1757-10-09, de Pierre Louis Moreau de Maupertuis à Laurent Angliviel de La Beaumelle.

… J'approuve fort l'entreprise de votre édition et comment ne l'approuverais je pas, j'y trouve votre avantage et le mien: je ne doute point que cet ouvrage n'ait le plus grand succès et ne vous soit pour le moins aussi glorieux et aussi utile que vos mémoires de Maintenon.
Je vous conjure seulement de ne le pas faire d'une manière qui vous expose, et cela me paraît facile. Vous savez la rigueur des dernières ordonnances contre les livres imprimés sans permission et tout l'arbitraire qu'elles laissent pour juger les transgressions. Je crois qu'il faut garder sur cela le plus grand secret jusqu'à ce que l'ouvrage paraisse. Dites moi quand vous croyez que ce puisse être. Pourquoi dites vous que notre commerce ne pourrait être que fort languissant? Un commerce avec vous ne le sera jamais, le mien pourrait vous être à charge. Depuis les treize mois dont vous parlez, j'ai été et suis bien encore pis qu'à la Bastille: entre deux maîtres, entre deux patries, entre une femme et une sœur que j'aime, je me vois également privé de tout. Je compte retourner en Prusse dès que les français n'y seront plus, persuadé cependant qu'ils auront laissé un souvenir bien funeste pour ceux qui y resteront: mais que faire, peut on quitter un maître quand la fortune l'abandonne?

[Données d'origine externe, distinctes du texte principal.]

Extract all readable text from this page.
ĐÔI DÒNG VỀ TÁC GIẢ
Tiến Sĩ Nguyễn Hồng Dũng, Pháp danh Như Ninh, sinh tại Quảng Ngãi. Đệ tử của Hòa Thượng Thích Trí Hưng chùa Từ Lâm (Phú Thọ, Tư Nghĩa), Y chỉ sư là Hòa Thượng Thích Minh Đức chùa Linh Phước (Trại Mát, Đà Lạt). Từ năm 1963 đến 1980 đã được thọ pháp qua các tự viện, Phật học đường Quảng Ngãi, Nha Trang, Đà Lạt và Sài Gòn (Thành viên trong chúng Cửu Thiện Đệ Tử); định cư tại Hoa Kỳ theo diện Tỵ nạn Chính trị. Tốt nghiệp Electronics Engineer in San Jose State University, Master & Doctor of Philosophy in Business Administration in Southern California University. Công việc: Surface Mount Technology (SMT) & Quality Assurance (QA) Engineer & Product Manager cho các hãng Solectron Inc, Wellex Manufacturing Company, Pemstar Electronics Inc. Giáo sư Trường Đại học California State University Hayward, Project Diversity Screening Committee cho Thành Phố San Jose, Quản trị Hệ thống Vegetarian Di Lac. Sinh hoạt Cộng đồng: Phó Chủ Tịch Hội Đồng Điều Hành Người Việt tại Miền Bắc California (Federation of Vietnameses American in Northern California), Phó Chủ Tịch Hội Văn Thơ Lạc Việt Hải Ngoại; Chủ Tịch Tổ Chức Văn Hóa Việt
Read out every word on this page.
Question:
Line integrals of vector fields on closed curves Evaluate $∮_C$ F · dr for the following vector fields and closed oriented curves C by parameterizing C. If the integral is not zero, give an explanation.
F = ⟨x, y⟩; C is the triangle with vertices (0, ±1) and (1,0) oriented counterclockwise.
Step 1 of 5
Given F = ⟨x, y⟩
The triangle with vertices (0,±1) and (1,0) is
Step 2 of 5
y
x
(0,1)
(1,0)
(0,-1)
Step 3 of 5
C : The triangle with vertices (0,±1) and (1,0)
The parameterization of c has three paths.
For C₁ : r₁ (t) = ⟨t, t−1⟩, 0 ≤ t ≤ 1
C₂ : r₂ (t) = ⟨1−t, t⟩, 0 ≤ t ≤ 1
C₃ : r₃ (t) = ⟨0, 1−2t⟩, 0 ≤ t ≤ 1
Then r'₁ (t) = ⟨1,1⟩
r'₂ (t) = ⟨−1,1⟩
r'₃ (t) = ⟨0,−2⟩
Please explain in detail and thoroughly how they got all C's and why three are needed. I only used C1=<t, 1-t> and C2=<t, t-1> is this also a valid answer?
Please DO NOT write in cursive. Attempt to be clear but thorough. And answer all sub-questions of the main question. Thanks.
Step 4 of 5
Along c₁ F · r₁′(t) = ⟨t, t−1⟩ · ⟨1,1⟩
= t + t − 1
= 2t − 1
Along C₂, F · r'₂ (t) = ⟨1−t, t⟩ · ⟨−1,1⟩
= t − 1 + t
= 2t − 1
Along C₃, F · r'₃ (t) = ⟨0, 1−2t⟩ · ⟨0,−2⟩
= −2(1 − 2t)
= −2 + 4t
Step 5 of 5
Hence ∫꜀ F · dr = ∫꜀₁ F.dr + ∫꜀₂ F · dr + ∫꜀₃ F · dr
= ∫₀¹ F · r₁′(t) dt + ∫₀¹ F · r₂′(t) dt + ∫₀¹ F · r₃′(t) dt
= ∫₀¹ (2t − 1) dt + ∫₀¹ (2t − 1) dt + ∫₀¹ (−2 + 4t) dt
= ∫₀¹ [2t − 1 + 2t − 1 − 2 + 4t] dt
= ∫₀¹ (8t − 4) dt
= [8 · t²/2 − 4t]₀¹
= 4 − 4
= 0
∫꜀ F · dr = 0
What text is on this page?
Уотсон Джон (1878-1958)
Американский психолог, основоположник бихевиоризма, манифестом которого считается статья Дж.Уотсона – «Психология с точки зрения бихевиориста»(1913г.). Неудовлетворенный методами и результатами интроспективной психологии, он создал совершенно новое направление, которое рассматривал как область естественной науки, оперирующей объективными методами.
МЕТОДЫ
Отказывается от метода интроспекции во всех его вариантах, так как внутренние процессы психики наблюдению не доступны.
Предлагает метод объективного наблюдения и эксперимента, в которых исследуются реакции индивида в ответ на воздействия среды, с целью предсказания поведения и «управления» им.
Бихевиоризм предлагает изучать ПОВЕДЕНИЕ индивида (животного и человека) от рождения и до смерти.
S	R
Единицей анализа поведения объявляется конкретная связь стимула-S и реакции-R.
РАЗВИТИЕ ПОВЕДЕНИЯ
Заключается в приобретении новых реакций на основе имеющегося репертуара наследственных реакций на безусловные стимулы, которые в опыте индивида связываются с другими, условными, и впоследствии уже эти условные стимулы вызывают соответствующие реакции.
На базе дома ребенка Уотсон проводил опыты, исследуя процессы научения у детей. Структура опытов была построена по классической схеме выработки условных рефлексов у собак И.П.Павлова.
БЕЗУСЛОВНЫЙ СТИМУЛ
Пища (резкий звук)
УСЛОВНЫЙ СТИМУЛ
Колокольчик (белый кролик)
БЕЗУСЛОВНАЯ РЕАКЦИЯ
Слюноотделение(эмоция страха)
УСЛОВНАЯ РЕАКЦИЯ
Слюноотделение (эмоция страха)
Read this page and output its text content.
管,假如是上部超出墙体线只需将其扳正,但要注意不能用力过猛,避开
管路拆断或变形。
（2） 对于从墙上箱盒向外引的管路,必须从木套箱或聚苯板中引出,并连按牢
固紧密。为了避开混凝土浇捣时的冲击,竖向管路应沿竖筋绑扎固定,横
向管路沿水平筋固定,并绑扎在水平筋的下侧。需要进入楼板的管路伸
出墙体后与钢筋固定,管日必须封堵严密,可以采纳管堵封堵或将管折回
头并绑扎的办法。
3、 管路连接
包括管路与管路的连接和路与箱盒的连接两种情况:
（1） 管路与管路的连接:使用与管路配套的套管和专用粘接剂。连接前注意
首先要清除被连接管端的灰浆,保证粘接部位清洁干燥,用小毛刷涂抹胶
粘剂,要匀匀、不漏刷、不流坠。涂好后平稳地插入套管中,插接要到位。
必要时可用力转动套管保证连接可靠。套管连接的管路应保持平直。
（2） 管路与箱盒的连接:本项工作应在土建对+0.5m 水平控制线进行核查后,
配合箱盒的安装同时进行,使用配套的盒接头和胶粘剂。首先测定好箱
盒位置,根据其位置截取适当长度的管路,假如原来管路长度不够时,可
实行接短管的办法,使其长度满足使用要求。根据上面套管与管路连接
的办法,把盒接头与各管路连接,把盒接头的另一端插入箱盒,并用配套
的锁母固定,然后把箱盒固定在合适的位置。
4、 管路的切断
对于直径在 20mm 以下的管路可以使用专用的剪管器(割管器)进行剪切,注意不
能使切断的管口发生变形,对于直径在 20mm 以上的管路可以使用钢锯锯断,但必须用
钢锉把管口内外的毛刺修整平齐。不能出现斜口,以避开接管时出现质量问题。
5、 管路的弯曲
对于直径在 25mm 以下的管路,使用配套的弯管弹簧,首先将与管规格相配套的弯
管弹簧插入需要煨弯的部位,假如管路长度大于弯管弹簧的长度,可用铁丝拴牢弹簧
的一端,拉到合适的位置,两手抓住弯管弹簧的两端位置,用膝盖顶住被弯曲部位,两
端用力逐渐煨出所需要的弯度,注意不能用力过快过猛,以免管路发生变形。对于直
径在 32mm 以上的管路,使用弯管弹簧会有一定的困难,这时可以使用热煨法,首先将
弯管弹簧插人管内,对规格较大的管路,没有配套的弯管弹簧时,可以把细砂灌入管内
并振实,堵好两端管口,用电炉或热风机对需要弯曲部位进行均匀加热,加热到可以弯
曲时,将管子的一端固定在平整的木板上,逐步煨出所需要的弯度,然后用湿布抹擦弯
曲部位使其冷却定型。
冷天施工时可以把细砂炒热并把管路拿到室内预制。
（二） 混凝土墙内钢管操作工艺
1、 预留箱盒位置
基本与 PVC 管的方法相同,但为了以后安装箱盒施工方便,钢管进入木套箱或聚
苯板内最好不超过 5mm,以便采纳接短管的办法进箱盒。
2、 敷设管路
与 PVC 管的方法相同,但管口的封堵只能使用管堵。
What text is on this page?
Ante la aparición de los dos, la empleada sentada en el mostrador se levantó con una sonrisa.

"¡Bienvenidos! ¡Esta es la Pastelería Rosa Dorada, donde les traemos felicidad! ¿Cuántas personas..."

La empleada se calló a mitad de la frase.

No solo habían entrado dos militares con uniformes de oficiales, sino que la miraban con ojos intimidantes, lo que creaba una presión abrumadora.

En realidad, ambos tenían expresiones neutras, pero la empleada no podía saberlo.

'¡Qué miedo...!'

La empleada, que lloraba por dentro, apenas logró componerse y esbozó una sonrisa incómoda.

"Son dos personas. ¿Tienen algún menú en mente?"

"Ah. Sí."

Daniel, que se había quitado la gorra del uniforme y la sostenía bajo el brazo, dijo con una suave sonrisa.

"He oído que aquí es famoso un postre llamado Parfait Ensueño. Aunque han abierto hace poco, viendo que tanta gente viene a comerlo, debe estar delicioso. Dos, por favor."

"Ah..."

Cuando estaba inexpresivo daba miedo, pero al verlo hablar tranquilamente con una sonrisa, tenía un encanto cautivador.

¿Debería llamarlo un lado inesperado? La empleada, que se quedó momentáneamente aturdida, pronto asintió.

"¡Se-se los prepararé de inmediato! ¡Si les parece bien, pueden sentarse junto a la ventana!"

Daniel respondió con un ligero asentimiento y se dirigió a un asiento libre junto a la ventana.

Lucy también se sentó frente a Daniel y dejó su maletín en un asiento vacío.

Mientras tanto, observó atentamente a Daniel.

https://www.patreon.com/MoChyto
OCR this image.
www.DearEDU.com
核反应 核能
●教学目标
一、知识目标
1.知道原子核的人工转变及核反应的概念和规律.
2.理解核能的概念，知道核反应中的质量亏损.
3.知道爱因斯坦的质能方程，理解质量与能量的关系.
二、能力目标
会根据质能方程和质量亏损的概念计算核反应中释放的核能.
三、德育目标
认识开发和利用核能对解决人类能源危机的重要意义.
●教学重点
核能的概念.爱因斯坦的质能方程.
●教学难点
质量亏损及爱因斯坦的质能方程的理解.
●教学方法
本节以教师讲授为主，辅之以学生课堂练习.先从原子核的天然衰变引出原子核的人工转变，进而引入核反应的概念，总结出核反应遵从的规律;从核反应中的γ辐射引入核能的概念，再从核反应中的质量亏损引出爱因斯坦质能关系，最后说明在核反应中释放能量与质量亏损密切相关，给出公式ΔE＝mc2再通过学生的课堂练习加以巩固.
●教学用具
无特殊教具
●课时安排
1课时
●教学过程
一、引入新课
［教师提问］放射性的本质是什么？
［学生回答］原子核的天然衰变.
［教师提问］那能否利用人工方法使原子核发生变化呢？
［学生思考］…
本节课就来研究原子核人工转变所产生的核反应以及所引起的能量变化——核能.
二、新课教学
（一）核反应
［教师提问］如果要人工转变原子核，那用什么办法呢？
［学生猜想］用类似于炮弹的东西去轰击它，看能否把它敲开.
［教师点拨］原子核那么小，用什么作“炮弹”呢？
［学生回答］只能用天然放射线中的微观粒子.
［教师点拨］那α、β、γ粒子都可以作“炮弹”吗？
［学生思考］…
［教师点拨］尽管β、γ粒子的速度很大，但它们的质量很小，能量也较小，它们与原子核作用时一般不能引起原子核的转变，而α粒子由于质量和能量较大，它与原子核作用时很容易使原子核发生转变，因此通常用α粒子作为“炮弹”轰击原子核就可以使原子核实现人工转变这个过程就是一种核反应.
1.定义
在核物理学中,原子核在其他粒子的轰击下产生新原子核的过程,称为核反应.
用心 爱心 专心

La mort de Kœnig fait un ingrat et un fripon de moins dans le monde, mais qu'est ce qu'un de moins dans le monde!

L'abbé Trublet me mande que Voltaire fait l'histoire du czar, et a été invité à aller travailler sur les lieux. Notre cher abbé est d'une naïveté charmante: il avait souhaité de voir quelques unes des lettres que V. m'avait autrefois écrites: je lui avais envoyé celle qu'il m'écrivait à mon retour du pôle, cette réponse qu'il semble avoir fait lui même à son Akakia [par] l'enthousiasme en vers et en prose sur le succès de cette entreprise et sur le mérite de la relation que j'en avais donnée. L'abbé me mande qu'il a fait voir cette lettre à m. d'Argental, et que m. d'Argental a été très frappé. C'est le meilleur homme du monde, mais gardez vous de lui confier rien que vous souhaitiez qui demeure caché: ceci n'est pas fondé sur ce qu'il a montré à d'Argental une lettre que je lui envoyais pour montrer à tout le monde, c'est sur mille autres choses et à tous moments.

Je ferai quelque séjour ici, écrivez m'y souvent: j'aurais bien mieux aimé vous y voir. Adieu, monsieur, retranchons les formules, comptez sur l'âme la plus remplie de tout ce que vous valez et la plus sensible à l'amitié et à la reconnaissance.